Они поцеловались. Доктор прошел в переднюю и, натягивая пальто, одновременно всовывая ноги в калоши, говорил:
— Главное, отдохнуть и развлечься, а от снов беды нет. Кабак, тюрьма, виселица. Лишь бы не наяву…
Он оделся, взял зонтик, дружески простился и вышел, затворив за собой дверь.
Французский замок щелкнул.
Он вернулся в кабинет, зажег свечку и погасил лампу, взял книгу и зажженной свечкой прошел в спальню.
Жена крепко спала, подложив под щеку сложенные руки.
Он осторожно прошел в детскую и поцеловал детей, потом вернулся в спальню, разделся, лег и долго читал. Наконец, загасил огонь и, думая о работе, которую надо исполнить завтрашний день, тихо заснул.
Работы, за время его короткой болезни, накопилось. Она вся срочная и протекает через его руки ровным потоком, но, если сделать перерыв, она задерживается, нагромождается и обращается в лавину, готовую раздавить своей массой.
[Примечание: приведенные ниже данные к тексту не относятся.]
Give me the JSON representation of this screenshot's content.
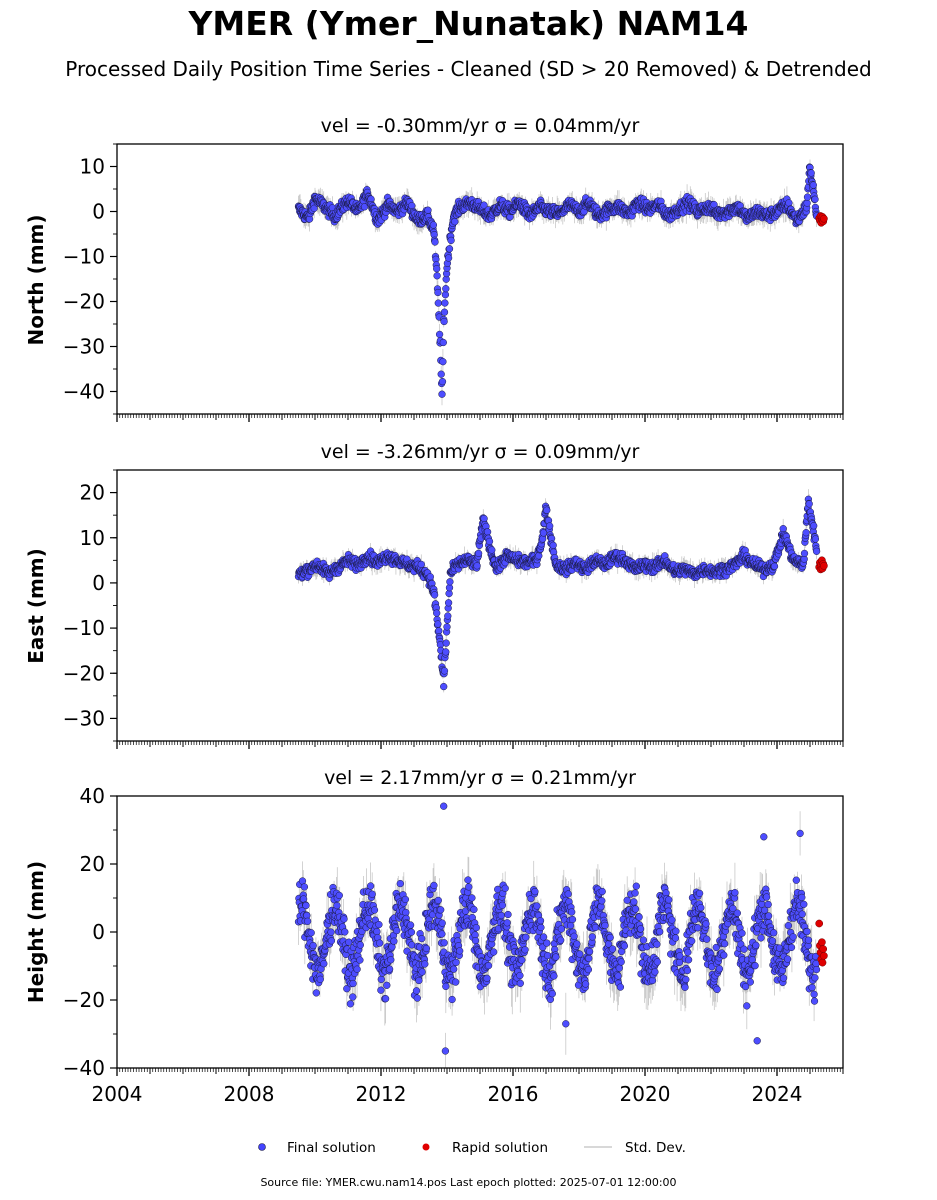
{
  "title": "YMER (Ymer_Nunatak) NAM14",
  "subtitle": "Processed Daily Position Time Series - Cleaned (SD > 20 Removed) & Detrended",
  "footer": "Source file: YMER.cwu.nam14.pos  Last epoch plotted: 2025-07-01 12:00:00",
  "legend": [
    {
      "label": "Final solution",
      "marker": "dot",
      "color": "#4444ff"
    },
    {
      "label": "Rapid solution",
      "marker": "dot",
      "color": "#e00000"
    },
    {
      "label": "Std. Dev.",
      "marker": "line",
      "color": "#cccccc"
    }
  ],
  "colors": {
    "final": "#4d4dff",
    "final_edge": "#1a1a40",
    "rapid": "#e00000",
    "sd": "#9a9a9a",
    "envelope": "#555555"
  },
  "chart_data": [
    {
      "type": "scatter",
      "component": "north",
      "ylabel": "North (mm)",
      "subplot_title": "vel = -0.30mm/yr   σ = 0.04mm/yr",
      "xlim": [
        2004,
        2026
      ],
      "ylim": [
        -45,
        15
      ],
      "yticks": [
        10,
        0,
        -10,
        -20,
        -30,
        -40
      ],
      "xticks": [
        2004,
        2008,
        2012,
        2016,
        2020,
        2024
      ],
      "xtick_labels_shown": false,
      "grid": false,
      "series": [
        {
          "name": "Final solution",
          "kind": "final",
          "x": [
            2009.5,
            2009.8,
            2010.0,
            2010.3,
            2010.6,
            2011.0,
            2011.3,
            2011.6,
            2011.9,
            2012.2,
            2012.5,
            2012.8,
            2013.1,
            2013.4,
            2013.6,
            2013.7,
            2013.8,
            2013.85,
            2013.9,
            2014.0,
            2014.1,
            2014.2,
            2014.4,
            2014.7,
            2015.0,
            2015.3,
            2015.6,
            2015.9,
            2016.2,
            2016.5,
            2016.8,
            2017.1,
            2017.4,
            2017.7,
            2018.0,
            2018.3,
            2018.6,
            2018.9,
            2019.2,
            2019.5,
            2019.8,
            2020.1,
            2020.4,
            2020.7,
            2021.0,
            2021.3,
            2021.6,
            2021.9,
            2022.2,
            2022.5,
            2022.8,
            2023.1,
            2023.4,
            2023.7,
            2024.0,
            2024.3,
            2024.6,
            2024.9,
            2025.0,
            2025.1,
            2025.2
          ],
          "y": [
            0.5,
            -1.5,
            3,
            1,
            -1,
            2.5,
            0,
            4,
            -2,
            1.5,
            0,
            2,
            -2,
            -1,
            -4,
            -15,
            -30,
            -42,
            -25,
            -12,
            -6,
            -1,
            1,
            2,
            0.5,
            -1,
            1.5,
            0,
            2,
            -1,
            1,
            0,
            -0.5,
            1.5,
            0,
            2,
            -1,
            0.5,
            1,
            -0.5,
            2,
            0.5,
            1.5,
            -1,
            0.5,
            2,
            0,
            1,
            -0.5,
            0,
            1,
            -1.5,
            0,
            -1,
            0,
            1.5,
            -2,
            1,
            10,
            5,
            -1
          ],
          "sd": 1.8,
          "scatter_amp": 2.2
        },
        {
          "name": "Rapid solution",
          "kind": "rapid",
          "x": [
            2025.28,
            2025.3,
            2025.32,
            2025.34,
            2025.36,
            2025.38,
            2025.4,
            2025.42
          ],
          "y": [
            -1.5,
            -2,
            -1,
            -2.5,
            -1.8,
            -1.2,
            -2.2,
            -1.6
          ]
        }
      ]
    },
    {
      "type": "scatter",
      "component": "east",
      "ylabel": "East (mm)",
      "subplot_title": "vel = -3.26mm/yr   σ = 0.09mm/yr",
      "xlim": [
        2004,
        2026
      ],
      "ylim": [
        -35,
        25
      ],
      "yticks": [
        20,
        10,
        0,
        -10,
        -20,
        -30
      ],
      "xticks": [
        2004,
        2008,
        2012,
        2016,
        2020,
        2024
      ],
      "xtick_labels_shown": false,
      "grid": false,
      "series": [
        {
          "name": "Final solution",
          "kind": "final",
          "x": [
            2009.5,
            2009.8,
            2010.1,
            2010.4,
            2010.7,
            2011.0,
            2011.3,
            2011.6,
            2011.9,
            2012.2,
            2012.5,
            2012.8,
            2013.1,
            2013.4,
            2013.6,
            2013.7,
            2013.8,
            2013.9,
            2014.0,
            2014.1,
            2014.3,
            2014.6,
            2014.9,
            2015.1,
            2015.3,
            2015.5,
            2015.8,
            2016.1,
            2016.4,
            2016.7,
            2016.9,
            2017.0,
            2017.1,
            2017.3,
            2017.6,
            2017.9,
            2018.2,
            2018.5,
            2018.8,
            2019.1,
            2019.4,
            2019.7,
            2020.0,
            2020.3,
            2020.6,
            2020.9,
            2021.2,
            2021.5,
            2021.8,
            2022.1,
            2022.4,
            2022.7,
            2023.0,
            2023.3,
            2023.6,
            2023.9,
            2024.2,
            2024.5,
            2024.8,
            2024.95,
            2025.1,
            2025.2
          ],
          "y": [
            2,
            3,
            4,
            2,
            3.5,
            5,
            4,
            6,
            4.5,
            6,
            5,
            4,
            3.5,
            2,
            -2,
            -8,
            -14,
            -22,
            -10,
            2,
            4,
            5,
            4,
            14,
            8,
            3,
            6,
            5,
            4.5,
            5,
            10,
            17,
            12,
            4,
            3,
            4.5,
            3,
            5,
            4,
            6,
            5,
            3,
            4,
            3.5,
            5,
            2.5,
            3,
            2,
            3,
            2.5,
            3,
            4,
            6,
            4,
            3,
            4,
            11,
            5,
            4,
            18,
            12,
            7
          ],
          "sd": 1.5,
          "scatter_amp": 2.0
        },
        {
          "name": "Rapid solution",
          "kind": "rapid",
          "x": [
            2025.28,
            2025.3,
            2025.32,
            2025.34,
            2025.36,
            2025.38,
            2025.4,
            2025.42
          ],
          "y": [
            3.5,
            4.5,
            3,
            4,
            5,
            3.2,
            4.2,
            3.8
          ]
        }
      ]
    },
    {
      "type": "scatter",
      "component": "height",
      "ylabel": "Height (mm)",
      "subplot_title": "vel = 2.17mm/yr   σ = 0.21mm/yr",
      "xlim": [
        2004,
        2026
      ],
      "ylim": [
        -40,
        40
      ],
      "yticks": [
        40,
        20,
        0,
        -20,
        -40
      ],
      "xticks": [
        2004,
        2008,
        2012,
        2016,
        2020,
        2024
      ],
      "xtick_labels": [
        "2004",
        "2008",
        "2012",
        "2016",
        "2020",
        "2024"
      ],
      "xtick_labels_shown": true,
      "grid": false,
      "series": [
        {
          "name": "Final solution",
          "kind": "final",
          "seasonal": true,
          "x_start": 2009.5,
          "x_end": 2025.2,
          "amplitude": 10,
          "offset": -2,
          "scatter_amp": 7,
          "sd": 6,
          "highlights": [
            [
              2013.9,
              37
            ],
            [
              2013.95,
              -35
            ],
            [
              2023.6,
              28
            ],
            [
              2024.7,
              29
            ],
            [
              2023.4,
              -32
            ],
            [
              2017.6,
              -27
            ]
          ]
        },
        {
          "name": "Rapid solution",
          "kind": "rapid",
          "x": [
            2025.28,
            2025.3,
            2025.32,
            2025.34,
            2025.36,
            2025.38,
            2025.4,
            2025.42
          ],
          "y": [
            2.5,
            -4,
            -6,
            -8,
            -3,
            -9,
            -5,
            -7
          ]
        }
      ]
    }
  ]
}
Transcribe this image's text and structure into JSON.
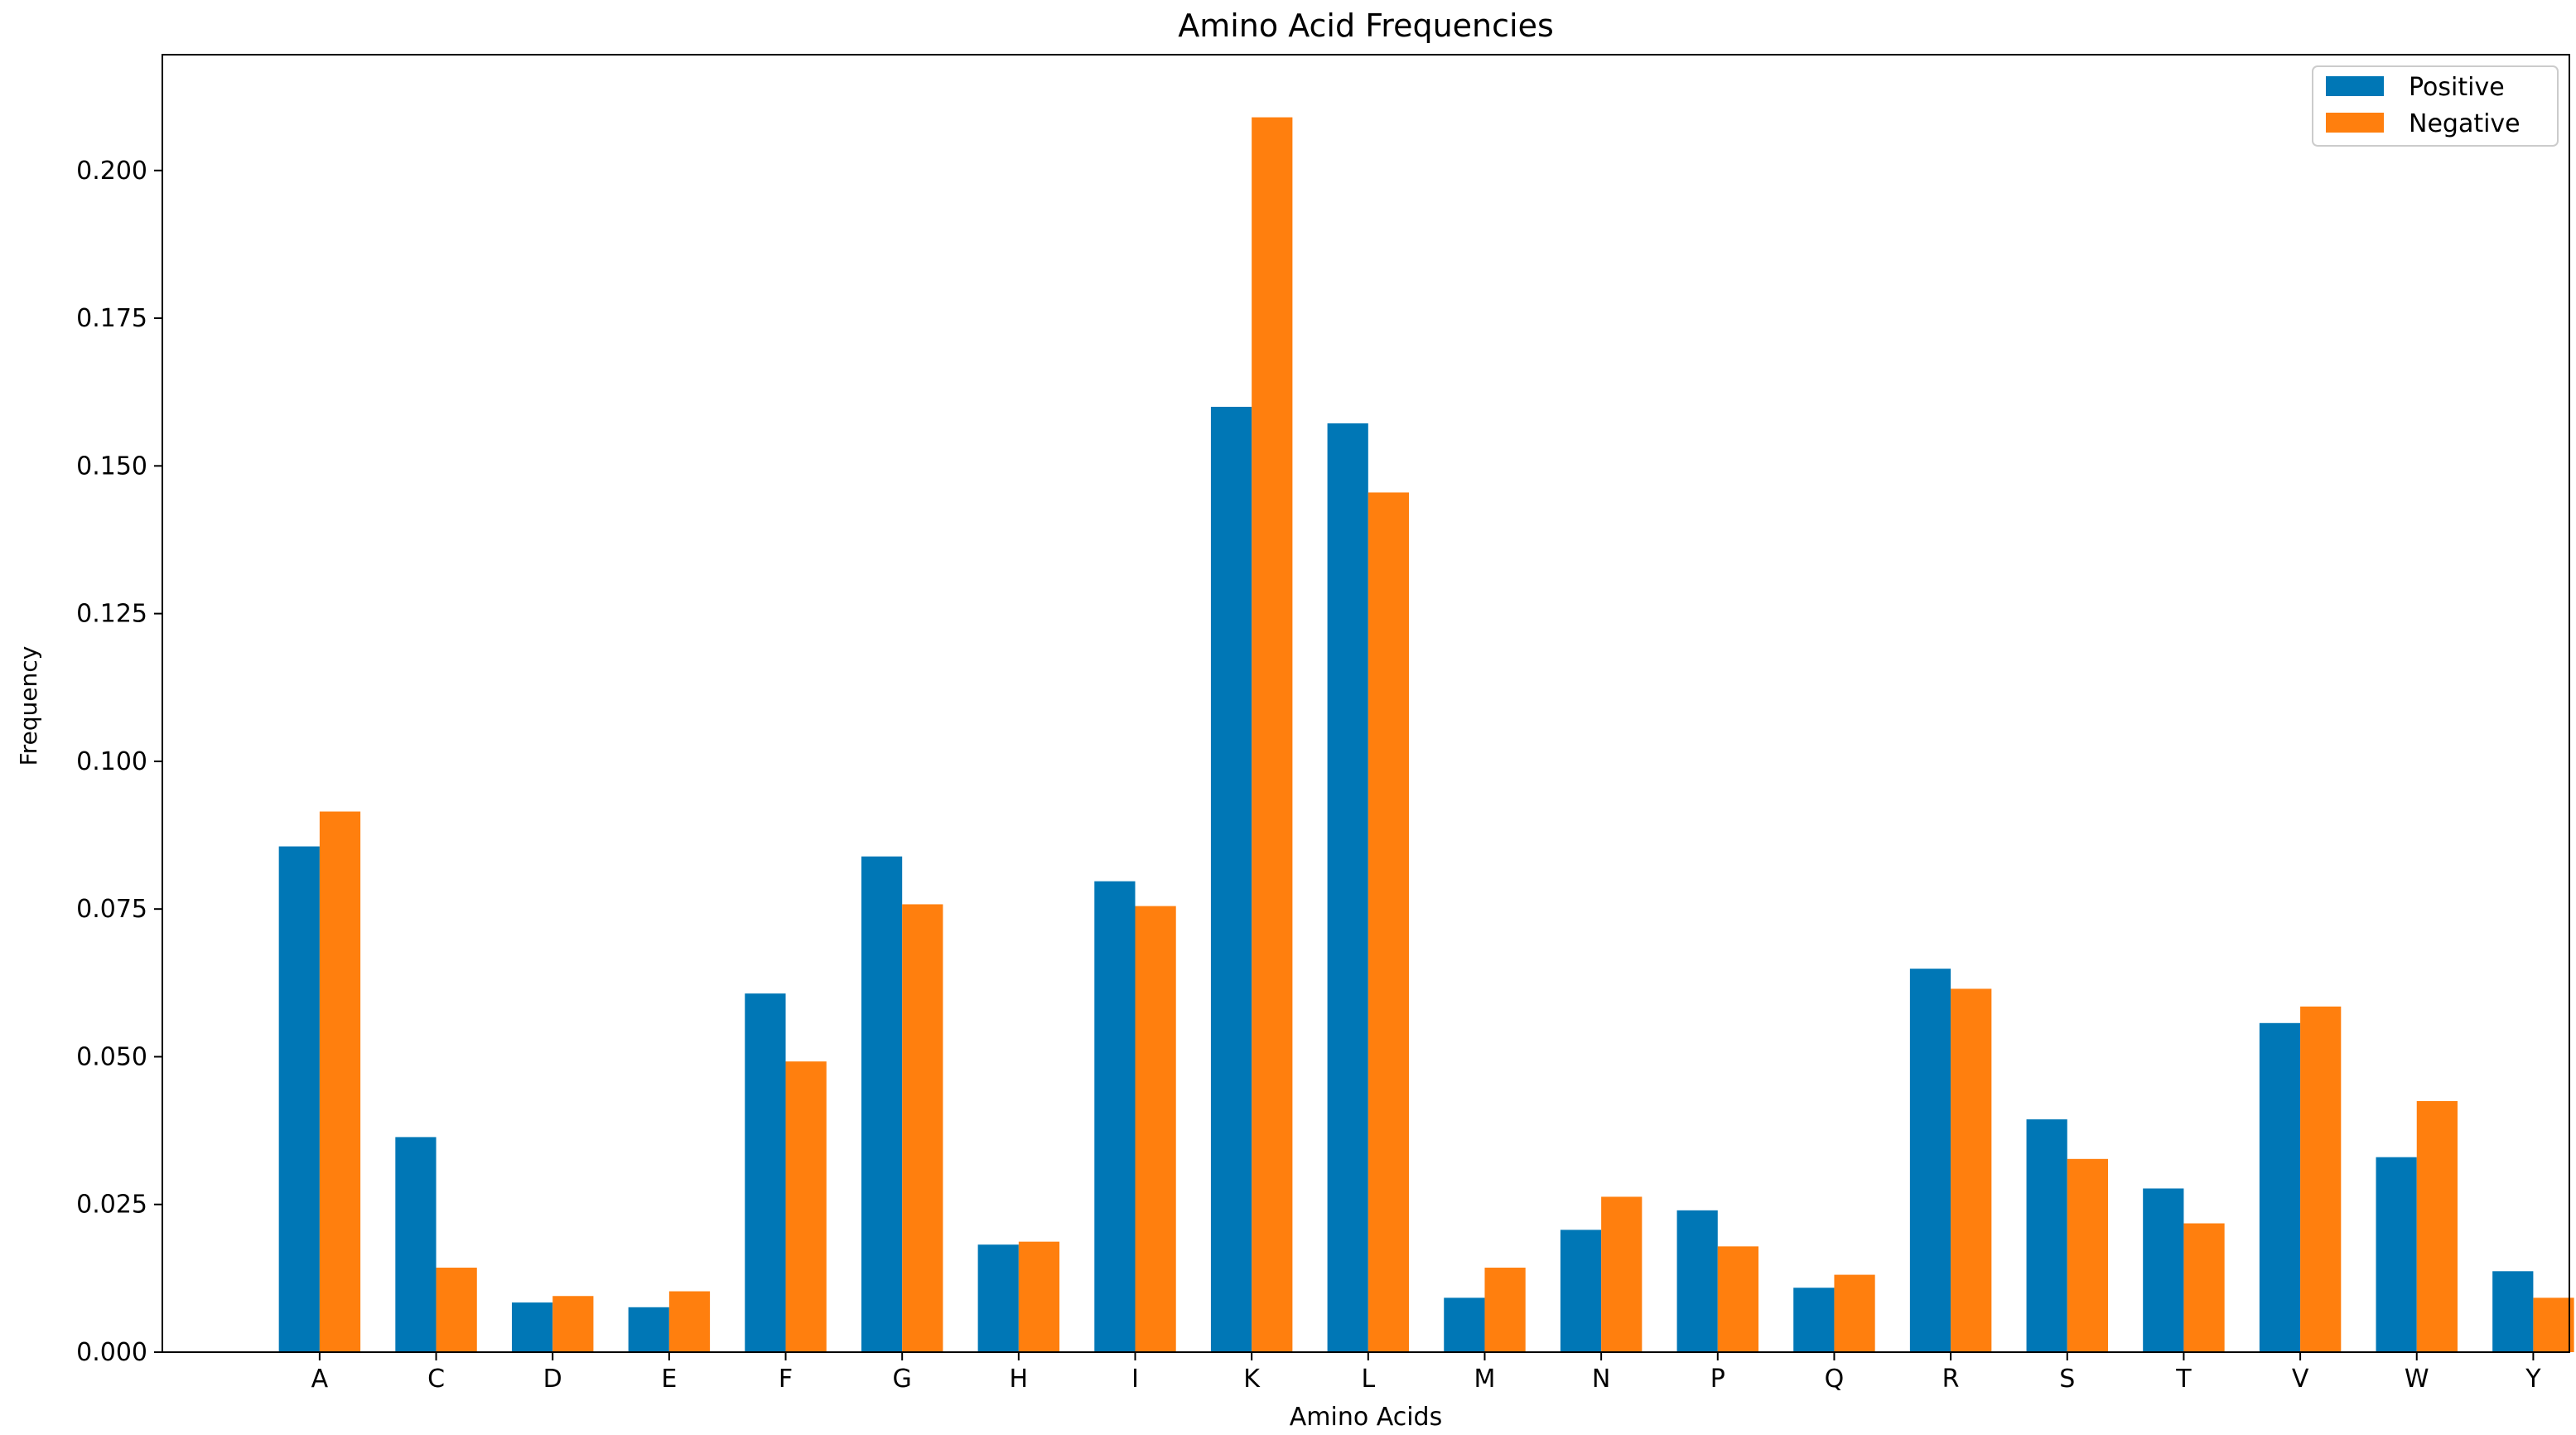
{
  "chart_data": {
    "type": "bar",
    "title": "Amino Acid Frequencies",
    "xlabel": "Amino Acids",
    "ylabel": "Frequency",
    "categories": [
      "A",
      "C",
      "D",
      "E",
      "F",
      "G",
      "H",
      "I",
      "K",
      "L",
      "M",
      "N",
      "P",
      "Q",
      "R",
      "S",
      "T",
      "V",
      "W",
      "Y"
    ],
    "series": [
      {
        "name": "Positive",
        "color": "#0077b6",
        "values": [
          0.0856,
          0.0364,
          0.0084,
          0.0076,
          0.0607,
          0.0839,
          0.0182,
          0.0797,
          0.16,
          0.1572,
          0.0092,
          0.0207,
          0.024,
          0.0109,
          0.0649,
          0.0394,
          0.0277,
          0.0557,
          0.033,
          0.0137
        ]
      },
      {
        "name": "Negative",
        "color": "#ff7f0e",
        "values": [
          0.0915,
          0.0143,
          0.0095,
          0.0103,
          0.0492,
          0.0758,
          0.0187,
          0.0755,
          0.209,
          0.1455,
          0.0143,
          0.0263,
          0.0179,
          0.0131,
          0.0615,
          0.0327,
          0.0218,
          0.0585,
          0.0425,
          0.0092
        ]
      }
    ],
    "yticks": [
      "0.000",
      "0.025",
      "0.050",
      "0.075",
      "0.100",
      "0.125",
      "0.150",
      "0.175",
      "0.200"
    ],
    "ylim": [
      0,
      0.2196
    ],
    "grid": false,
    "legend": "top-right"
  }
}
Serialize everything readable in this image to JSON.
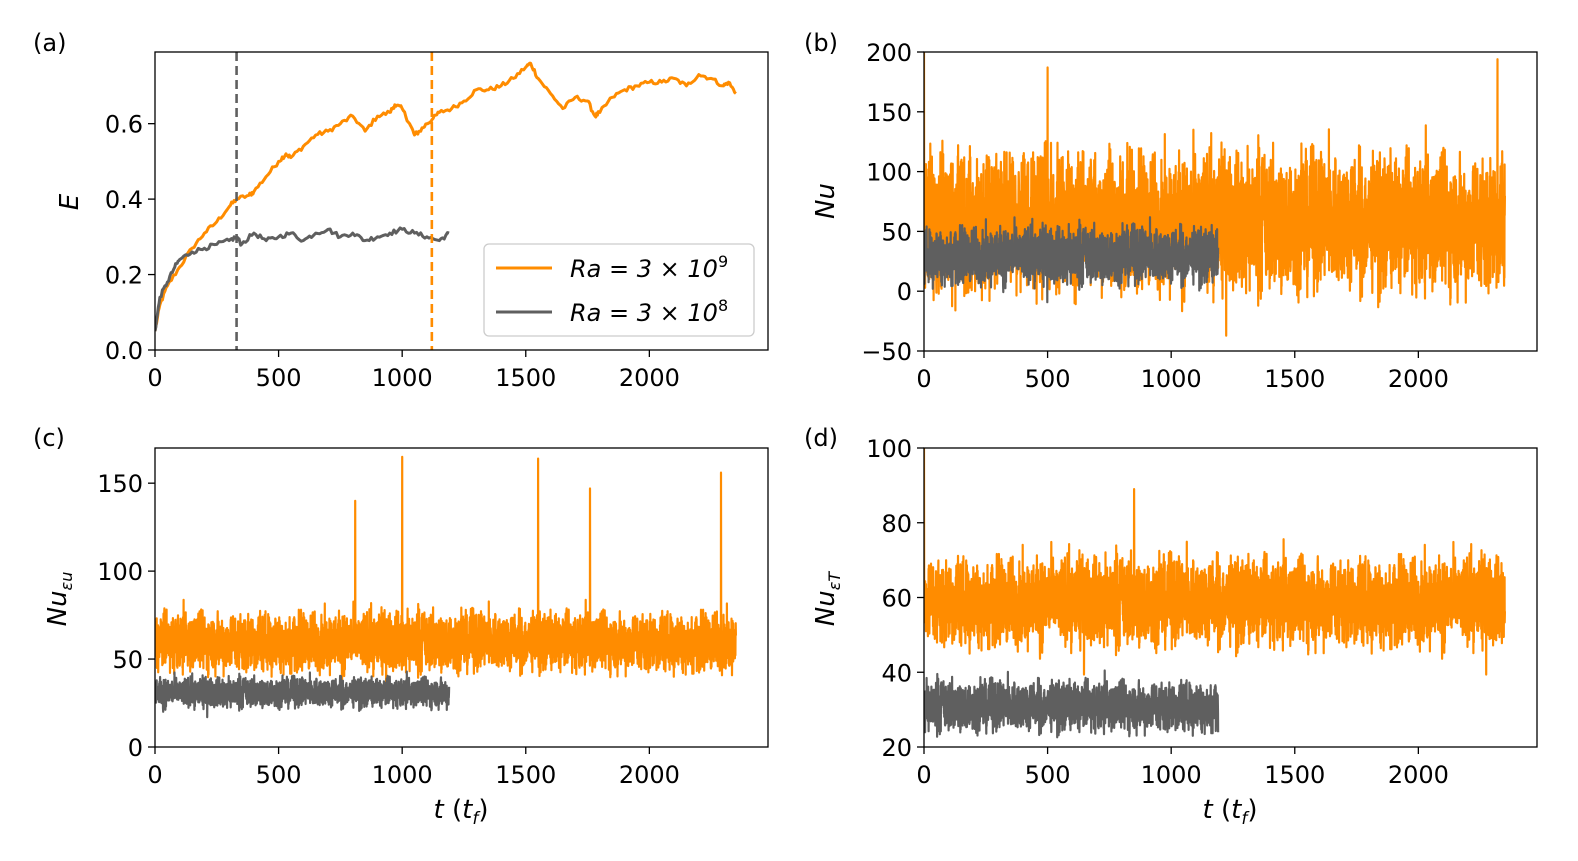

Не ждет никто: ни наборщики, ни машины, ни издатель, ни подписчики. И работа движется, как бесконечный ремень маховом колесе машины.
Ему это нравилось. Сознание, что все часы отданы работе, мирило его с жизнью. Он сидел у себя за столом в кабинете и думал, что жизнь его полезна и ближним, и близким…
Стол его теперь был завален и рукописями, и корректурными оттисками, и сверстанными листами. В кухне сидел рассыльный из типографии.
Он закончил часть работы и отпустил рассыльного, потом напился вечернего чаю и опять пошел в кабинет.
— Ты бы отдохнул. На сегодня довольно, — сказала жена.
— Там отдохнем, — шутливо ответил он и прибавил: — я уже совсем окреп, а работы вон сколько! Сброшу ее и отдохну.
Дети простились с ним и пошли спать.
Жена принесла ему обычный ужин и ушла тоже, сказав ему:
— Не сиди долго!
В квартире наступила тишина ночи, та тишина, которую он так любил, среди которой ему работалось всегда легко и свободно.
Он отложил перо, откинулся к спинке кресла и задумался.
Со стен на него смотрели лица его друзей и товарищей: и те, с которыми он начал свою работу, и те, которые благословили его, и те, которых он благословил. Сверху ласково и любовно глядело на него вдохновенное лицо Диккенса; в углу чернела дорогая гравюра распятого Христа.
Он любил свой кабинет и свое в нем уединение.